3. Don’t Feel Ashamed of Your Flaws
The hiring manager knows that you’re flawed. You don’t have to pretend that you’re perfect. That being said, a Hogan personality exam is not the place for you to work on improving yourself. These assessments are designed to test your emotional intelligence. That is to say that they want to know whether you know how you should act. If you don’t always act in accordance with your own values, then that’s okay. Everyone makes mistakes once in a while. On the other hand, if in most situations, you don’t know what you should be doing, there’s cause for concern.
Hogan Test Prep:
Many job seekers assume, unfortunately, that there are no right answers on personality assessments. However, that couldn’t be further from the truth.
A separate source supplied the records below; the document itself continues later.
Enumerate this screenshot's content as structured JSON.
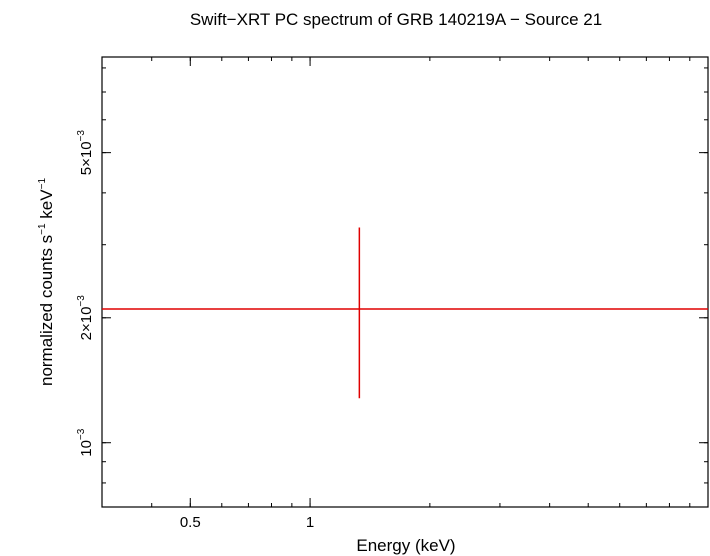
{
  "chart_data": {
    "type": "scatter",
    "title": "Swift−XRT PC spectrum of GRB 140219A − Source 21",
    "xlabel": "Energy (keV)",
    "ylabel": {
      "pre": "normalized counts s",
      "sup1": "−1",
      "mid": " keV",
      "sup2": "−1"
    },
    "x_scale": "log",
    "y_scale": "log",
    "xlim": [
      0.3,
      10
    ],
    "ylim": [
      0.0007,
      0.0085
    ],
    "x_ticks": [
      {
        "value": 0.5,
        "label": "0.5"
      },
      {
        "value": 1,
        "label": "1"
      }
    ],
    "y_ticks": [
      {
        "value": 0.001,
        "base": "10",
        "exp": "−3"
      },
      {
        "value": 0.002,
        "base": "2×10",
        "exp": "−3"
      },
      {
        "value": 0.005,
        "base": "5×10",
        "exp": "−3"
      }
    ],
    "grid": false,
    "series": [
      {
        "color": "#e00000",
        "points": [
          {
            "x": 1.33,
            "x_low": 0.3,
            "x_high": 10,
            "y": 0.0021,
            "y_low": 0.00128,
            "y_high": 0.0033
          }
        ]
      }
    ]
  }
}
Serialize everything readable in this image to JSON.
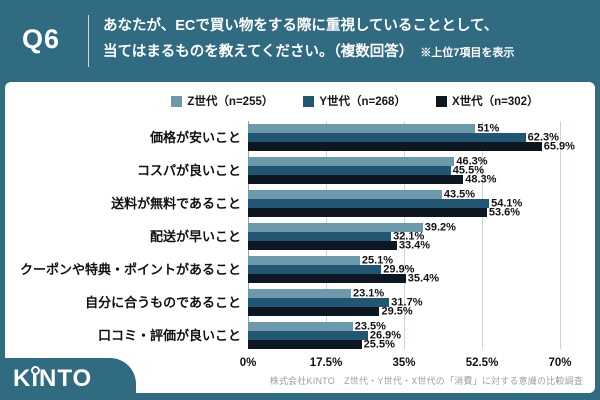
{
  "colors": {
    "background_teal": "#316b82",
    "panel_white": "#ffffff",
    "gridline": "#cfd4d7",
    "text_dark": "#111111",
    "source_gray": "#98a0a4",
    "series_z": "#6d99ad",
    "series_y": "#235672",
    "series_x": "#0d1722"
  },
  "header": {
    "qno": "Q6",
    "question_line1": "あなたが、ECで買い物をする際に重視していることとして、",
    "question_line2": "当てはまるものを教えてください。（複数回答）",
    "question_note": "※上位7項目を表示"
  },
  "chart_data": {
    "type": "bar",
    "orientation": "horizontal",
    "categories": [
      "価格が安いこと",
      "コスパが良いこと",
      "送料が無料であること",
      "配送が早いこと",
      "クーポンや特典・ポイントがあること",
      "自分に合うものであること",
      "口コミ・評価が良いこと"
    ],
    "series": [
      {
        "name": "Z世代（n=255）",
        "color": "#6d99ad",
        "values": [
          51,
          46.3,
          43.5,
          39.2,
          25.1,
          23.1,
          23.5
        ],
        "labels": [
          "51%",
          "46.3%",
          "43.5%",
          "39.2%",
          "25.1%",
          "23.1%",
          "23.5%"
        ]
      },
      {
        "name": "Y世代（n=268）",
        "color": "#235672",
        "values": [
          62.3,
          45.5,
          54.1,
          32.1,
          29.9,
          31.7,
          26.9
        ],
        "labels": [
          "62.3%",
          "45.5%",
          "54.1%",
          "32.1%",
          "29.9%",
          "31.7%",
          "26.9%"
        ]
      },
      {
        "name": "X世代（n=302）",
        "color": "#0d1722",
        "values": [
          65.9,
          48.3,
          53.6,
          33.4,
          35.4,
          29.5,
          25.5
        ],
        "labels": [
          "65.9%",
          "48.3%",
          "53.6%",
          "33.4%",
          "35.4%",
          "29.5%",
          "25.5%"
        ]
      }
    ],
    "xlim": [
      0,
      70
    ],
    "xticks": [
      {
        "label": "0%",
        "pct": 0
      },
      {
        "label": "17.5%",
        "pct": 25
      },
      {
        "label": "35%",
        "pct": 50
      },
      {
        "label": "52.5%",
        "pct": 75
      },
      {
        "label": "70%",
        "pct": 100
      }
    ],
    "grid": true,
    "legend_position": "top"
  },
  "footer": {
    "logo": "KINTO",
    "source": "株式会社KINTO　Z世代・Y世代・X世代の「消費」に対する意識の比較調査"
  }
}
Personality assessments are not free questionnaires. They can be scored objectively, and you can deliberately improve your score with a bit of careful preparation.
Very simply, the more practice you do, the better chance you have. Because personality tests are not all that common, most people haven’t had that much experience with them. In completing sets of practice Hogan assessment questions, you’ll start to become familiar with the format of the test and begin to better understand the material.
As you make your way through the Hogan assessment sample questions, take the time to identify which value is being discussed. The better you understand the questions, the more precise you can be in your answers.
When you finish the test, go back through each of the Hogan questions and answers carefully to see whether you can be more consistent. Your free score report will show you your results for each personality trait so that you’ll know exactly where you need to improve if you want to fall within the ideal score range. While you won’t be able to compare your answers to an official answer key, you will be able to analyse whether or not you portrayed yourself accurately through your responses.
Companies That Use Hogan Tests
These few companies that use Hogan assessment tests:
Last Thoughts on the Hogan Assessment System:
Many leading companies around the world have chosen to adopt Hogan’s online psychometric screening tests as a way to improve their hiring system. With decades of experience, Hogan’s psychologists have compiled assessments designed specifically to help businesses identify promising candidates that are not only competent, but also trustworthy.
That being said, not all Hogan leadership assessments are necessarily all that straightforward for anyone who isn’t familiar with them. Take the time to prepare properly before leaving for the assessment centre so you can make sure that you communicate your value to the company as clearly as possible.